Here’s how it works:
- Different Index Names: By confirming that the index names are different (
d1.IndexName <> d2.IndexName
), we avoid comparing an index with itself, ensuring that we’re only identifying true duplicates. - Same Schema and Table: Ensuring both
d1
andd2
have the same schema and table names confirms that we’re comparing indexes within the same table, keeping our focus precise. - Same Key Columns: We check if the key columns are identical (
d1.KeyColumnList = d2.KeyColumnList
), which helps us identify indexes that have the same structure and potentially serve the same purpose. - Same Included Columns: The query compares the included columns, handling any
NULL
values with theISNULL
function (ISNULL(d1.IncludeColumnList, '') = ISNULL(d2.IncludeColumnList, '')
). This ensures that indexes aren’t mistakenly identified as different due to missing data.
SELECT d1.SchemaName
,d1.TableName
,d1.IndexName
,d1.KeyColumnList
,d1.IncludeColumnList
,d1.is_disabled
,d1.DropIndexStatement
FROM CTE_IndexData d1
WHERE EXISTS (
SELECT 1
FROM CTE_IndexData d2
WHERE d1.SchemaName = d2.SchemaName
AND d1.TableName = d2.TableName
AND d1.KeyColumnList = d2.KeyColumnList
AND ISNULL(d1.IncludeColumnList, '') = ISNULL(d2.IncludeColumnList, '')
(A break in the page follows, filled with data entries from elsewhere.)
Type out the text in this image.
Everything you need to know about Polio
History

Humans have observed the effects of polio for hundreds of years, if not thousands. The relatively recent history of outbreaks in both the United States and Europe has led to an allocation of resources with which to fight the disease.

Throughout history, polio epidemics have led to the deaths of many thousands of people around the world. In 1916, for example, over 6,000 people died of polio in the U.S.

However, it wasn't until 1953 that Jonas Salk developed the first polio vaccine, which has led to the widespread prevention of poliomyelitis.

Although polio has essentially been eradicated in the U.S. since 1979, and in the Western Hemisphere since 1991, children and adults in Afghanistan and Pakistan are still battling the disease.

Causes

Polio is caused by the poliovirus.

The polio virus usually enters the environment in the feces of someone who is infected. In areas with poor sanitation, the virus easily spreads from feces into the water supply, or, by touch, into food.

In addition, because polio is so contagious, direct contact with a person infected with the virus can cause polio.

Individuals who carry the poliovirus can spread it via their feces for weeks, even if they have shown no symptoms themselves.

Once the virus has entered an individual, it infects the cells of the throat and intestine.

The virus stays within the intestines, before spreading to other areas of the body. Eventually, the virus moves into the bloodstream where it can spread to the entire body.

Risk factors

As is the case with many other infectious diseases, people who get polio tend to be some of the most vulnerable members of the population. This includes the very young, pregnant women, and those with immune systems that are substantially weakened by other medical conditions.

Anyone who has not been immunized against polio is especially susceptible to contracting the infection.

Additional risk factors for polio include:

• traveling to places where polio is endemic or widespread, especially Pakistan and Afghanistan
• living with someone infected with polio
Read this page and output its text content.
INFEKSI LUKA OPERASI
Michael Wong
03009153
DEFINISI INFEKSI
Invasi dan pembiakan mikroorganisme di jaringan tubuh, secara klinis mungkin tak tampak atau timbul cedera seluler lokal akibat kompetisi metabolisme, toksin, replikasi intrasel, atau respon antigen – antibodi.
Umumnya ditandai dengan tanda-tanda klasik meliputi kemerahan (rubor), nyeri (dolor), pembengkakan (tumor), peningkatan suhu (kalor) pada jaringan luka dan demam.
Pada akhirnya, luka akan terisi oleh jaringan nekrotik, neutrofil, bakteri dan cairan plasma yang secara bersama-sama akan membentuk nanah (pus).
AND d1.IndexName <> d2.IndexName
)
ORDER BY d1.SchemaName
,d1.TableName
,d1.KeyColumnList;
Limitations
There are a number of things this query doesn’t check for, explicitly, and you should still take precautions when dropping any index. First off, when deciding which index to drop, it’s best to drop the index with fewer reads. You can find that using the following query:
SELECT o.name AS TableName
,i.name AS IndexName
,i.type_desc AS IndexType
,u.user_seeks AS UserSeeks
,u.user_scans AS UserScans
,u.user_lookups AS UserLookups
,u.user_updates AS UserUpdates
,u.last_user_seek AS LastUserSeek
,u.last_user_scan AS LastUserScan
,u.last_user_lookup AS LastUserLookup
,u.last_user_update AS LastUserUpdate
FROM sys.dm_db_index_usage_stats AS u
INNER JOIN sys.indexes AS i ON u.object_id = i.object_id
AND u.index_id = i.index_id
INNER JOIN sys.objects AS o ON i.object_id = o.object_id
WHERE u.database_id = DB_ID()
--AND o.name = 'Badges' -- Filter by table name
ORDER BY o.name
,i.name;
Some additional things this query doesn’t check for, so you should yourself, is whether it is a unique index, compression, fill factor, just to name a few.
As always, test changes in a non-production environment before making them in production. I.E. don’t ruin your Friday.